Longtime OC medical device executive Thomas Berryman is back in business with a new company and device to battle female stress urinary incontinence.
His Aliso Viejo-based Soft Health Technologies LLC has rolled out the Finess device primarily through its own website and Seattle-based Amazon.com Inc.
Finess is an external device designed to prevent urine leakage rather than absorb it. A patient places the device over her urethral opening, and a hydrogel adhesive seals it in place until it’s removed.
The Food and Drug Administration-approved device “challenges the age-old thinking of catching urine in pads and puts science to work, enabling women to reclaim their active lifestyles,” according to the company.
Stress urinary incontinence affects about 15 million American women, according to the Charleston, S.C.-based National Association for Continence. The mean age of women with stress urinary incontinence is in the 50s; the condition is often found concurrently with menopause.
“With menopause, estrogen production goes down, and with the decrease in estrogen production, all the tissues in the pelvic floor atrophy somewhat,” said Berryman, Soft’s founder and chief executive. “Gravity starts to win over a little bit, if you will.”
Soft is continuing what Berryman refers to as a controlled rollout of Finess that started last April. The company has only three employees and estimates that its 2016 revenue will come in the “high six figures.” It said it will likely make more hires in the future.
“In 2017, we expect to ramp up the spread,” Berryman said, adding that Soft plans to sell Finess in Europe and Canada once it receives regulatory approval.
E-Commerce Market
Soft intends Finess to be marketed only through e-commerce channels, according to Berryman.
“My rationale being I don’t want to raise $20 million in venture capital to try and get it on the shelves at CVS. I just want to get in the market and get some traction,” he said. “I’ve done enough venture capital-funded startups over my career. I wasn’t really interested in doing it again.”
Berryman said he’s learned several things about Finess customers, including their tendency to buy the product via mobile devices.
Finess’ history actually dates back to the 1990s. Berryman said he was involved in developing it at an OC venture-backed startup known as Advanced Surgical Interventions.

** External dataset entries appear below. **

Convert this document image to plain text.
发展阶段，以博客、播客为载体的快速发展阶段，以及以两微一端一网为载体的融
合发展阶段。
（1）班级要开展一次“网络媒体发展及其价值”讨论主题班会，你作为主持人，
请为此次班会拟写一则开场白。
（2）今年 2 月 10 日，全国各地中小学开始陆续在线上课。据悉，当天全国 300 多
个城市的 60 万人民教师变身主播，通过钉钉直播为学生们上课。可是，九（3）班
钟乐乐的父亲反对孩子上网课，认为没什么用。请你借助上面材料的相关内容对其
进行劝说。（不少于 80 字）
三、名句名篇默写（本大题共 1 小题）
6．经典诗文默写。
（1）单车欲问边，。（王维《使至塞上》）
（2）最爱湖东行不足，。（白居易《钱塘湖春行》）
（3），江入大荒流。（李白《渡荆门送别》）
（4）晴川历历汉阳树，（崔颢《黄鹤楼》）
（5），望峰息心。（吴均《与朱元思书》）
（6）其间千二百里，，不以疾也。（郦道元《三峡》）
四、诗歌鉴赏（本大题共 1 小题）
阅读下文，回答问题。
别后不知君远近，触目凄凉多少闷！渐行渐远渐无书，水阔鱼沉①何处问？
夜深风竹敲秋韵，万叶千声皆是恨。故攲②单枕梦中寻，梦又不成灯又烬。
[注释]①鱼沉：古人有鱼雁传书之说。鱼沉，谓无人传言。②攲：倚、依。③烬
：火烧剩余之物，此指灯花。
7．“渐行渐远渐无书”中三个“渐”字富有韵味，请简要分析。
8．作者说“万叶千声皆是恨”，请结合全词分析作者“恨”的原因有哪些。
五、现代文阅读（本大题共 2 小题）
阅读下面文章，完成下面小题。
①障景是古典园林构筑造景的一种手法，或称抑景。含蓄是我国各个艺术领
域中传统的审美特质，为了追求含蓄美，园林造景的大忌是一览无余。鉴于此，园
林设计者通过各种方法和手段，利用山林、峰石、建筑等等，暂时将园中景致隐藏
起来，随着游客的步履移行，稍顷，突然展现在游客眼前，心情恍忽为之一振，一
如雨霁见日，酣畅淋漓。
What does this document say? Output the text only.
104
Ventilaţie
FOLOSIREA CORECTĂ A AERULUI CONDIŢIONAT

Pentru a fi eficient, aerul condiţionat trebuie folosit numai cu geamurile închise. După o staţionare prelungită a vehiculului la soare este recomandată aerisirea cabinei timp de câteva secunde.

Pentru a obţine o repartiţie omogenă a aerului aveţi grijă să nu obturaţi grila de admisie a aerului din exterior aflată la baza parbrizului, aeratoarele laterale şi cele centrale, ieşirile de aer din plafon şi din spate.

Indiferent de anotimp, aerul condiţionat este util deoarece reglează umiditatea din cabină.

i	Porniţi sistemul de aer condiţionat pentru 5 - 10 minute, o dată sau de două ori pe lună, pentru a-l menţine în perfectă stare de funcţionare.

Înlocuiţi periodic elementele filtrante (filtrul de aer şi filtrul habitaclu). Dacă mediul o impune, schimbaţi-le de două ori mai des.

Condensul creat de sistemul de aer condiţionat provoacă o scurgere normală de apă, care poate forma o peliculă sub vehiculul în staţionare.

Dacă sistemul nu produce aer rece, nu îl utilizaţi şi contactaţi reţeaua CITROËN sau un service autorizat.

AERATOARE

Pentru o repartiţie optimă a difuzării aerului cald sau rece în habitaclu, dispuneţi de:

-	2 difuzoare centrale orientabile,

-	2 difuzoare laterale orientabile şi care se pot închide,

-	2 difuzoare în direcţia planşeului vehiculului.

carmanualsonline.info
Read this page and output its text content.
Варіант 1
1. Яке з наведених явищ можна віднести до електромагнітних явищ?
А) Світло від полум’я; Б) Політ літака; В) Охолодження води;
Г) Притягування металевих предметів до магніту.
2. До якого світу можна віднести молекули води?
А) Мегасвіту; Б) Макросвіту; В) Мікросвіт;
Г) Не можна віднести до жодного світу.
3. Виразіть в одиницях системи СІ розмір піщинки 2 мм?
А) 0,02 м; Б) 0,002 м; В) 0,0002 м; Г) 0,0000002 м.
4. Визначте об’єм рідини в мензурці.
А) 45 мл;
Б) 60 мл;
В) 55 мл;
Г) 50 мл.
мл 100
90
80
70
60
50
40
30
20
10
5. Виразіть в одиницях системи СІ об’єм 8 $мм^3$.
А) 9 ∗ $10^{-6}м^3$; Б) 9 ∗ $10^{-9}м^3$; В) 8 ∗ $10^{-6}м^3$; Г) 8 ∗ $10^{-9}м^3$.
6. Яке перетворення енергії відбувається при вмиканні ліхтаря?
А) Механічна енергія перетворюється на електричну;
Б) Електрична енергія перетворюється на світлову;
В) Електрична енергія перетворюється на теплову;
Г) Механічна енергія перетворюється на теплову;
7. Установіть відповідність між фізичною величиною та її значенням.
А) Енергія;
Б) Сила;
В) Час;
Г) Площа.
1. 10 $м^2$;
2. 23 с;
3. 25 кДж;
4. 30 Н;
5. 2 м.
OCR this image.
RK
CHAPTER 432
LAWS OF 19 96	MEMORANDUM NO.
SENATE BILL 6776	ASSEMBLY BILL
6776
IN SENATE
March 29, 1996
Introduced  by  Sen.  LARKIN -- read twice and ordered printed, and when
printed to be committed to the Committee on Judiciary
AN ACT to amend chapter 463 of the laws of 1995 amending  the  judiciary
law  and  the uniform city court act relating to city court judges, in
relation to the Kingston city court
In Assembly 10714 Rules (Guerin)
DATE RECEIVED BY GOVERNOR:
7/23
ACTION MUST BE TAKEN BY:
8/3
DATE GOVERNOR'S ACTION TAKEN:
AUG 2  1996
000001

The device, which had never been brought to market, passed through the hands of a few different companies before eventually ending up under the auspices of a Fortune 100 company that Berryman wouldn’t name, saying that’s where it “disappeared.”
Four years ago, Berryman after a business-related chat with his wife decided to find out Finess’ fate. He approached the Fortune 100 company, and a year later he and the company signed a licensing deal.
He then raised capital and resurrected the device.
Finess is now being made by Soft at its OC headquarters, but he said the company hopes to shift production to a Midwestern contract manufacturer.
Deep History
Berryman has a deep history in Orange County’s medical device ranks.
One of his jobs was serving as chief executive of WaveTec Vision Systems Inc., which was also in Aliso Viejo and developed a diagnostic device used with intraocular lenses in eye surgeries. Alcon Inc., a Fort Worth, Texas-based unit of Switzerland’s Novartis AG, bought WaveTec in 2014 for an undisclosed price.
Berryman also started Genyx Inc., yet another Aliso Viejo-based device maker, selling it to Murray Hill, N.J.-based C.R. Bard Inc. in 2005 for $60 million.
His career also includes a stint as chief financial officer of Irvine-based VLI Corp., which developed the Today Sponge contraceptive in the 1980s.